Wednesday, January 31, 2007

HE'S HERE!!!

well, i'm so sorry it has taken this long to post but, we have been up at the hospital since 8am monday morning and i am just now realizing that they have public computers up here!!!

to spare you all of the details right now so i can get back up to our room, i'll just give you a breakdown. i'll have some pictures posted for you on myspace as soon as we get back home and get settled in...you'll want to prepare yourself though, he is the most beautiful baby that you will have ever laid eyes on (he looks just like his mama!). i'll post more when we get home.

Carson Matthew Caler
8lbs. 9.4oz.
21in. long
11:13pm
1-29-07

Thursday, January 25, 2007

INDUCING LABOR!!!

well, we went to the dr. today and he scheduled for us to induce labor monday morning at 8am. WE CAN'T WAIT!!! so, if nothing changes, this will officially be our last weekend without little Carson Matthew.

Monday, January 15, 2007

fire

i don't know what it is about a fireplace. i'm over at my wonderful mother-in-laws house right now and seeing that it was 27 degrees at about 2:30pm today i figured i would start a fire when i got over here for dinner. there is nothing more soothing to me than starting a fire and keeping it kindled. it's just very calming to my spirit. everyone has certain things in their lives that are therapeutic to them. a couple of mine are writing, playing golf, and starting and tending a fire in a fireplace. find out what those things are in your life, and try to do them as often as possible. sometimes we all just need some time to unwind.

Thursday, January 04, 2007

Out of Ministry

you know, i may regret writing this later, but i must write the way i feel. if anything, it is just therapeutic to my soul. since the age of about 15 or so i always knew what i "THOUGHT" i wanted to do for a career. i had always dreamed of being in ministry and helping to guide teenagers to Christ just like my youth pastor, Doug Porter, did with me when i gave my life to Christ.

however, after serving on staff full-time under 3 different pastors and seeing a side of the people who are running churches now days i had to respectfully bow out. i have seen more deception and manipulation in my short time in working in ministry than i have seen in my whole corporate life...and i work in the car business mind you.

ministry became more about programs, money, and numbers than it was about people and relationships. i understand that there is a business side to running the administrative side of a church, but when it is more about the administration than it is about the people there is something seriously out of balance. i've been told that it was more important to get a powerpoint presentation finished on time than it was to go to a school function for kids in my youth group. i would love for a pastor to tell that to the teenagers who were at the function. i had a pastor tell me that i shouldn't have stopped at a car accident that happened directly in front of our bus to help get children out of a smoking car that looked like it was about to catch on fire, all because it was a "youth group trip".

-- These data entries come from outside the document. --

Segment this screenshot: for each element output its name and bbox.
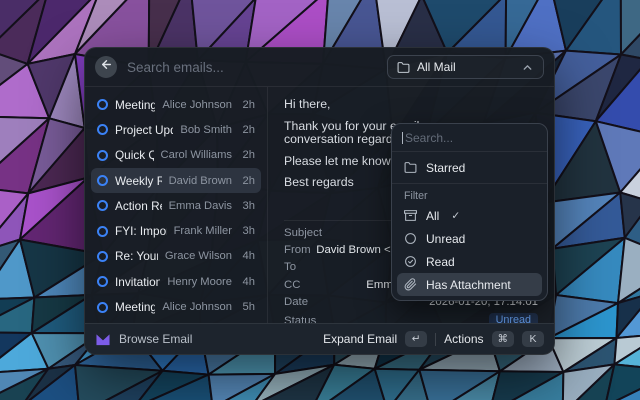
email-list-item[interactable]: Meeting Follo... Alice Johnson 2h: [91, 92, 261, 117]
email-subject: Meeting Follo...: [115, 300, 155, 314]
folder-icon: [397, 61, 410, 74]
detail-row-status: Status Unread: [284, 310, 538, 323]
email-list-item[interactable]: FYI: Important N... Frank Miller 3h: [91, 218, 261, 243]
menu-item-filter-read[interactable]: Read: [397, 250, 542, 273]
main-area: Meeting Follo... Alice Johnson 2h Projec…: [85, 87, 554, 323]
email-list-item[interactable]: Meeting Follo... Alice Johnson 5h: [91, 294, 261, 319]
actions-button[interactable]: Actions: [444, 332, 483, 346]
email-subject: FYI: Important N...: [115, 224, 167, 238]
unread-dot-icon: [97, 175, 108, 186]
email-sender: Alice Johnson: [162, 301, 232, 313]
email-list-item[interactable]: Invitation: Tea... Henry Moore 4h: [91, 269, 261, 294]
email-time: 3h: [239, 225, 255, 237]
email-time: 3h: [239, 200, 255, 212]
email-time: 2h: [239, 149, 255, 161]
app-label: Browse Email: [119, 332, 192, 346]
email-subject: Weekly Report: [115, 174, 162, 188]
menu-item-starred[interactable]: Starred: [397, 156, 542, 179]
detail-label: Subject: [284, 227, 322, 239]
email-sender: Grace Wilson: [165, 250, 232, 262]
menu-item-filter-has-attachment[interactable]: Has Attachment: [397, 273, 542, 296]
email-time: 4h: [239, 276, 255, 288]
email-sender: David Brown: [169, 175, 232, 187]
circle-icon: [404, 232, 417, 245]
detail-label: To: [284, 261, 296, 273]
footer-divider: [435, 333, 436, 346]
email-browser-window: Search emails... All Mail Meeting Follo.…: [84, 47, 555, 355]
unread-dot-icon: [97, 276, 108, 287]
enter-keycap: ↵: [405, 331, 427, 347]
mailbox-dropdown-button[interactable]: All Mail: [387, 55, 544, 79]
email-time: 5h: [239, 301, 255, 313]
footer-actions: Expand Email ↵ Actions ⌘ K: [323, 331, 544, 347]
paperclip-icon: [404, 278, 417, 291]
menu-item-label: All: [426, 209, 439, 223]
header-bar: Search emails... All Mail: [85, 48, 554, 87]
k-keycap: K: [522, 331, 544, 347]
dropdown-filter-section: Filter All ✓ Unread: [392, 184, 547, 300]
back-button[interactable]: [95, 56, 117, 78]
email-list-item-selected[interactable]: Weekly Report David Brown 2h: [91, 168, 261, 193]
preview-greeting: Hi there,: [284, 98, 538, 112]
mailbox-filter-dropdown: Search... Starred Filter All ✓: [391, 123, 548, 301]
email-list: Meeting Follo... Alice Johnson 2h Projec…: [85, 87, 268, 323]
unread-dot-icon: [97, 200, 108, 211]
cmd-keycap: ⌘: [492, 331, 515, 347]
menu-item-label: Has Attachment: [426, 278, 511, 292]
filter-heading: Filter: [397, 184, 542, 204]
email-time: 4h: [239, 250, 255, 262]
folder-icon: [404, 161, 417, 174]
email-subject: Action Required: [115, 199, 162, 213]
check-icon: ✓: [451, 210, 460, 222]
archive-icon: [404, 209, 417, 222]
unread-dot-icon: [97, 226, 108, 237]
search-input[interactable]: Search emails...: [127, 60, 377, 75]
text-caret: [402, 132, 403, 144]
menu-item-filter-all[interactable]: All ✓: [397, 204, 542, 227]
email-subject: Re: Your Requ...: [115, 249, 158, 263]
detail-label: From: [284, 244, 311, 256]
email-time: 2h: [239, 175, 255, 187]
footer-bar: Browse Email Expand Email ↵ Actions ⌘ K: [85, 323, 554, 354]
email-sender: Frank Miller: [174, 225, 232, 237]
mailbox-label: All Mail: [417, 60, 456, 74]
email-list-item[interactable]: Action Required Emma Davis 3h: [91, 193, 261, 218]
dropdown-search-placeholder: Search...: [405, 131, 453, 145]
dropdown-search-input[interactable]: Search...: [392, 124, 547, 152]
email-list-item[interactable]: Project Update Bob Smith 2h: [91, 117, 261, 142]
detail-label: CC: [284, 279, 300, 291]
unread-dot-icon: [97, 150, 108, 161]
email-subject: Quick Question: [115, 148, 154, 162]
detail-label: Date: [284, 296, 308, 308]
unread-dot-icon: [97, 302, 108, 313]
menu-item-label: Starred: [426, 161, 465, 175]
email-time: 2h: [239, 99, 255, 111]
dropdown-folders-section: Starred: [392, 152, 547, 184]
menu-item-filter-unread[interactable]: Unread: [397, 227, 542, 250]
email-sender: Carol Williams: [161, 149, 232, 161]
email-sender: Emma Davis: [169, 200, 232, 212]
email-sender: Henry Moore: [167, 276, 232, 288]
expand-email-button[interactable]: Expand Email: [323, 332, 397, 346]
detail-label: Status: [284, 315, 316, 323]
arrow-left-icon: [100, 58, 113, 76]
chevron-up-icon: [521, 61, 534, 74]
menu-item-label: Read: [426, 255, 455, 269]
email-sender: Alice Johnson: [162, 99, 232, 111]
app-logo-icon: [95, 332, 111, 346]
email-list-item[interactable]: Quick Question Carol Williams 2h: [91, 143, 261, 168]
unread-dot-icon: [97, 251, 108, 262]
unread-dot-icon: [97, 124, 108, 135]
email-sender: Bob Smith: [180, 124, 232, 136]
check-circle-icon: [404, 255, 417, 268]
email-time: 2h: [239, 124, 255, 136]
menu-item-label: Unread: [426, 232, 465, 246]
email-subject: Invitation: Tea...: [115, 275, 160, 289]
email-list-item[interactable]: Re: Your Requ... Grace Wilson 4h: [91, 244, 261, 269]
unread-dot-icon: [97, 99, 108, 110]
email-subject: Project Update: [115, 123, 173, 137]
status-badge: Unread: [489, 313, 538, 323]
email-subject: Meeting Follo...: [115, 98, 155, 112]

i'm sorry, but there is a time when my morals and my integrity rare up inside of me and become much stronger in my life than any job or superficial title such as "Pastor". i also have more pride than some people in ministry i guess; i personally can't lay down when someone unrightfully threatens me with my job over a list of rookie mistakes while all the time they are free to make as many as they choose with no accountability. a good friend of mine once told me a very profound statement that defines most churches and ministries now days; "Absolute power corrupts absolutely.". in my experience, this statement rings true.

i really do hate that things turned out the way they did, because i loved all of those kids and their families more than they or anyone else will ever comprehend. however, i cannot morally participate in something that i so strongly disagree with. and may i remind you that i work in the car business for a living. i really do wish that this entry could be something productive. however, i feel that it will only turn out to be a therapeutic rant that allows me to get just a little bit closer to closure on what can only be described as one of the most painful memories in my life...the betrayal of something that was supposed to protect.